The state of Kentucky is collecting the first $100 million of the $1.3 billion it won in a lawsuit against online poker giant PokerStars.
Franklin Circuit Judge Thomas Wingate told the state Tuesday that it could collect the $100 million that the company was forced to post while the decade-long legal battle played out in court, according to the Lexington Herald-Ledger.
Last December, a Kentucky Supreme Court judge ruled in favor of the state and ordered the company to pay the 10-figure sum. It reinstated Wingate’s original ruling from 2015 when he ordered the site to pay $870 million.
The suit was originally filed in 2010 by Kentucky Justice and Public Safety Cabinet J. Michale Brown, who now serves as Gov. Andy Beshear’s executive cabinet secretary, for $290 million. It claimed that the site was illegally operating within the state’s borders and that 34,000 residents deposited on the site and lost about $300 million.
Following Wingate’s ruling, which upped the amount to $870 million after the state requested trebled damages, Stars filed an appeal and a Kentucky Court of Appeals reversed Wingate’s decision. The appellate court ruled that the state itself can’t sue on behalf of its citizens.
The state appealed to its highest court and got a ruling in its favor at the end of 2020. It also requested an additional 12% in interested payments, which the Supreme Court granted, and levied a total fine of $1.3 billion.

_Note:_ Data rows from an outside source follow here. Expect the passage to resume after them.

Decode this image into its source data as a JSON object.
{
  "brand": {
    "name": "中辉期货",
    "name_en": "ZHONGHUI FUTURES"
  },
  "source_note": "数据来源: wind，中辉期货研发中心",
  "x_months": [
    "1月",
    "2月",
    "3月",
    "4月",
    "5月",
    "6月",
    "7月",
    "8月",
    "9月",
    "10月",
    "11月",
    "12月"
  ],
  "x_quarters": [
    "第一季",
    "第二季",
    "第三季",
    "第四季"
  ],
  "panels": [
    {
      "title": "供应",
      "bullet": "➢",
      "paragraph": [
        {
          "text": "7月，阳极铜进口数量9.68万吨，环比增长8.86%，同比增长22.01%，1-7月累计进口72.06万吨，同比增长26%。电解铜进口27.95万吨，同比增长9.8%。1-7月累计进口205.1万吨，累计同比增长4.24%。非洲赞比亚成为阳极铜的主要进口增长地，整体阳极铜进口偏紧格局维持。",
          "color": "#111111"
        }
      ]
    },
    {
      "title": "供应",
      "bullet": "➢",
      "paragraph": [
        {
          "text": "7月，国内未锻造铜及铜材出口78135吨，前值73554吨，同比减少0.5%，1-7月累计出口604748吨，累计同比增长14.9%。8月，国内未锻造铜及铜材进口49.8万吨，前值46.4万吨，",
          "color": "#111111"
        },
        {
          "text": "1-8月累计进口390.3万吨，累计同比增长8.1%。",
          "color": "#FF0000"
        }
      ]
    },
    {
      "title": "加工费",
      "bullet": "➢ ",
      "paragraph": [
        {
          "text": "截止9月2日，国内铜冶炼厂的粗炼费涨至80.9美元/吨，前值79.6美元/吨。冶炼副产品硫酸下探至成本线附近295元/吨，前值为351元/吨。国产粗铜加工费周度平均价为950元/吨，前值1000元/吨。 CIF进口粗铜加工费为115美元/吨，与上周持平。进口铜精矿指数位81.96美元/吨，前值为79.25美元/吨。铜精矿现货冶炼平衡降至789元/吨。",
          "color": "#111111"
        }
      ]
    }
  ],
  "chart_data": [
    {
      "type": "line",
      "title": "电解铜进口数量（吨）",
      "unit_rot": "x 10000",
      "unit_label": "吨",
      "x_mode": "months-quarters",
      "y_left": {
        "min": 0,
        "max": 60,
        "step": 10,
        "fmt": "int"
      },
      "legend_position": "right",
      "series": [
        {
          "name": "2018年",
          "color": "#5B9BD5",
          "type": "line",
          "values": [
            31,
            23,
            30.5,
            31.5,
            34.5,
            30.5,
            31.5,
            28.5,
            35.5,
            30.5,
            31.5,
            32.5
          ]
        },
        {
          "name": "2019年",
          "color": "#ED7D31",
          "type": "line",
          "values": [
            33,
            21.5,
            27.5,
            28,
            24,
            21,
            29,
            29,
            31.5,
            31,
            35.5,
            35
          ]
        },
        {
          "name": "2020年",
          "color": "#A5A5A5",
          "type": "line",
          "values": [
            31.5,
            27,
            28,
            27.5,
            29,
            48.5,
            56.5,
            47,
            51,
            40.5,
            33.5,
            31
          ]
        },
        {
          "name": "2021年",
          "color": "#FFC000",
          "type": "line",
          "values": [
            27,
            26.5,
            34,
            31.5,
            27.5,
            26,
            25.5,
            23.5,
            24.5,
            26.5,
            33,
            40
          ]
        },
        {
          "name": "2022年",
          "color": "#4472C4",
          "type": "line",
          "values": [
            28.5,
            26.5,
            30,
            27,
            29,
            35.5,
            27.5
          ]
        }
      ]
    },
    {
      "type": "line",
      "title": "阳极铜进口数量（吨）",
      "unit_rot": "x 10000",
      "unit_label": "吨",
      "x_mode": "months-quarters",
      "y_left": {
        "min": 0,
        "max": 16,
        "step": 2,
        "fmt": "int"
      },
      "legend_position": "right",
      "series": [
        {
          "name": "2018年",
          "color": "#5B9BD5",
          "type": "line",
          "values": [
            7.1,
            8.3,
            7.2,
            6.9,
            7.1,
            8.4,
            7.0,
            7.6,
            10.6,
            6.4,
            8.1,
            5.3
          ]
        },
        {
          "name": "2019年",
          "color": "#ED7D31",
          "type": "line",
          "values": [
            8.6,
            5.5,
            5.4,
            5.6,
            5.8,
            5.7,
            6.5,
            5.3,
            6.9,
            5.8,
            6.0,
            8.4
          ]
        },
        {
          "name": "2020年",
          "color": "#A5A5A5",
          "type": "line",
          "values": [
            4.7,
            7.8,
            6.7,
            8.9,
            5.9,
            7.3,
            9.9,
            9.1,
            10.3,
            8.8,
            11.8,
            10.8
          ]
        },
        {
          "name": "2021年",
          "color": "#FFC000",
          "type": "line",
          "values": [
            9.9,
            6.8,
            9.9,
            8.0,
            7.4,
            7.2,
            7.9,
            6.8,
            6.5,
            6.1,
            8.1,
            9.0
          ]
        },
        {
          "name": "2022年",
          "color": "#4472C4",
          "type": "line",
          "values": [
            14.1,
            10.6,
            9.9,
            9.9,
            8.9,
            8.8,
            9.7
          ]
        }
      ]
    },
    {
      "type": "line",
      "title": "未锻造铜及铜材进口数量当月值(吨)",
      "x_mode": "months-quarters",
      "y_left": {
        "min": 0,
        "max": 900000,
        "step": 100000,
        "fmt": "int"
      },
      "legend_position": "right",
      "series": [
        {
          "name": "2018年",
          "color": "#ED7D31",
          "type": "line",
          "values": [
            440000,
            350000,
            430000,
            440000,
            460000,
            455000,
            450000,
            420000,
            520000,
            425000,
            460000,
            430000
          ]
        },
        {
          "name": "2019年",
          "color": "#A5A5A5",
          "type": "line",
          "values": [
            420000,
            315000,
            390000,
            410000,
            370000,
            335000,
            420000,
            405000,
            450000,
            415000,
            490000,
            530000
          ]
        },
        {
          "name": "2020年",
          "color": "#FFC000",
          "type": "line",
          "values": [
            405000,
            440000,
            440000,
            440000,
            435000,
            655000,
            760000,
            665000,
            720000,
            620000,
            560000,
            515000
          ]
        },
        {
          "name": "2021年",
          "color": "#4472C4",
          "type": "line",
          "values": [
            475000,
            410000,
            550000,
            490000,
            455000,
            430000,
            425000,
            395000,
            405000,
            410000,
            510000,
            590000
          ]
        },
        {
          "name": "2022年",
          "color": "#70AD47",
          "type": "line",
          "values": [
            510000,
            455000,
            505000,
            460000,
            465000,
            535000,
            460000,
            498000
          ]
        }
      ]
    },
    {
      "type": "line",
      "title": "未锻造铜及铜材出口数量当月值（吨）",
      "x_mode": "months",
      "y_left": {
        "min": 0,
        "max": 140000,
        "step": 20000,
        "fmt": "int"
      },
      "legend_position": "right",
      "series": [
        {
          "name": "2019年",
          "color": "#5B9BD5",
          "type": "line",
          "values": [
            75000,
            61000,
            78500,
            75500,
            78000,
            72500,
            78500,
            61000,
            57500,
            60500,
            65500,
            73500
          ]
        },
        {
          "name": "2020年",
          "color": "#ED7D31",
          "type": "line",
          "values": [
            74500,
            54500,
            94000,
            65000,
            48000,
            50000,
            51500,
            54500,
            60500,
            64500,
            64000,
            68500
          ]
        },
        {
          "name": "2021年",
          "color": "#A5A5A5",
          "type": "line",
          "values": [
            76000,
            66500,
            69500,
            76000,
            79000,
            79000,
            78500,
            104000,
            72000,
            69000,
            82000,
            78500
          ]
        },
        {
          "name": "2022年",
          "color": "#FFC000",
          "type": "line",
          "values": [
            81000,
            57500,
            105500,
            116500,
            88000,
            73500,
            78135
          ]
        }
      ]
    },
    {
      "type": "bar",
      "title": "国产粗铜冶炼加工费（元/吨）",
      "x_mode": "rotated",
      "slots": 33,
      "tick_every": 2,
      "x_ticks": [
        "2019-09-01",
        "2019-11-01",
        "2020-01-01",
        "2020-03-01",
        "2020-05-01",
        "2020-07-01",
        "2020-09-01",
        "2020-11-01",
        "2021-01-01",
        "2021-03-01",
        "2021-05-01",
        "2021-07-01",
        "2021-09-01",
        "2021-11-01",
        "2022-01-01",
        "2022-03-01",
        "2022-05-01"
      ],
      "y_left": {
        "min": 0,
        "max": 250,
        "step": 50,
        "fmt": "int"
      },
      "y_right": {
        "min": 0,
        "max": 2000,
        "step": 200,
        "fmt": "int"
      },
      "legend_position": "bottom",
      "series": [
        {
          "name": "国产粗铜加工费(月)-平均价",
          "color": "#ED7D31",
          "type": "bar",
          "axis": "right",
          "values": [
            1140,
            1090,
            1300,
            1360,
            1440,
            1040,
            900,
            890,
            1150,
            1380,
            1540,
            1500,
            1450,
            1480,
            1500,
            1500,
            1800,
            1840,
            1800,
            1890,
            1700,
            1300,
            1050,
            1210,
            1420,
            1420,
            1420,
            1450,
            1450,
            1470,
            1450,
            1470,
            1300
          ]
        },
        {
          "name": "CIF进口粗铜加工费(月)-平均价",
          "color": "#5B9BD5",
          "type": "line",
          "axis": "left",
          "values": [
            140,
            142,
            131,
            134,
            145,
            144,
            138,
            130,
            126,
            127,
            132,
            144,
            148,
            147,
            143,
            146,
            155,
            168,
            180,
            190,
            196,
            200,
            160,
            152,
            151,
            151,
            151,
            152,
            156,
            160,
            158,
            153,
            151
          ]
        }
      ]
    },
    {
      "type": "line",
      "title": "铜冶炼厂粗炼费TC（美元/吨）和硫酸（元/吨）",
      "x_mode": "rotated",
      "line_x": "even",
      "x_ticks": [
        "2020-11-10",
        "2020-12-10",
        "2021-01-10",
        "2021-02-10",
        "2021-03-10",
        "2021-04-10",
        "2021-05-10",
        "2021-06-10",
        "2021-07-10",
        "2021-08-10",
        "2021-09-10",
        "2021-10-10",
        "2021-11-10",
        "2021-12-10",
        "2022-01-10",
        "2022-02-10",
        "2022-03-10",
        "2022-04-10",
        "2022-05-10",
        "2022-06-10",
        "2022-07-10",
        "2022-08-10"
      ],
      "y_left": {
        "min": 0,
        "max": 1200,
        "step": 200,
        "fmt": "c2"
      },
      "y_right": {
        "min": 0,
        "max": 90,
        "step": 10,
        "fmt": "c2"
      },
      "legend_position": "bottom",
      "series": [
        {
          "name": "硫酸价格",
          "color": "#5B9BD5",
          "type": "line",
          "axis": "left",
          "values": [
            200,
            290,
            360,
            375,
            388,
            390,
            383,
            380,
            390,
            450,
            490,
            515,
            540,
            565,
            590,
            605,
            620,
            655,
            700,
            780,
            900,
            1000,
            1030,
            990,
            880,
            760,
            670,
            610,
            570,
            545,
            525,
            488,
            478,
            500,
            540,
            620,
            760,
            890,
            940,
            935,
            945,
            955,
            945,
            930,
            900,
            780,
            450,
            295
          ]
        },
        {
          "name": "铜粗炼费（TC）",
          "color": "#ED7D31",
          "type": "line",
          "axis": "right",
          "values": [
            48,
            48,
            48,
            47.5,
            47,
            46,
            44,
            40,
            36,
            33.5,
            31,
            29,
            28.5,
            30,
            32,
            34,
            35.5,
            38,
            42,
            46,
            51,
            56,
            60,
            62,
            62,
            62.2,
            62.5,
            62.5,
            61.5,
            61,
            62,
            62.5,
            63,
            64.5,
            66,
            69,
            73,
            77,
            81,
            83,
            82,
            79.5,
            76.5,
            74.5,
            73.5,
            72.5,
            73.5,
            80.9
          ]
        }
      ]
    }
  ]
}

When the appeals process started, PokerStars was required to post $100 million in bonds through its insurance companies. Wingate ordered that those bonds must be surrendered to the state within the next 20 days.
Gov. Andy Beshear has not yet made a clear statement on how the state will use the money, but the judge wrote in his order that it will be placed into an escrow account created by the Kentucky’s legal team.
It’s unclear when or how the state will collect the rest of the money since PokerStars’ lawyers is trying to escalate the case the U.S. Supreme Court. They are also arguing that since its parent company is located in the Isle of Man, British law won’t allow the state to collect the sum.
“The statute in the United Kingdom treats the entire judgment as void and unenforceable,” said Sheryl Snyder, PokerStars’ lawyer. “So the simple point is, my client believes that when you get to the United Kingdom to collect, they won’t let you domesticate the judgment.”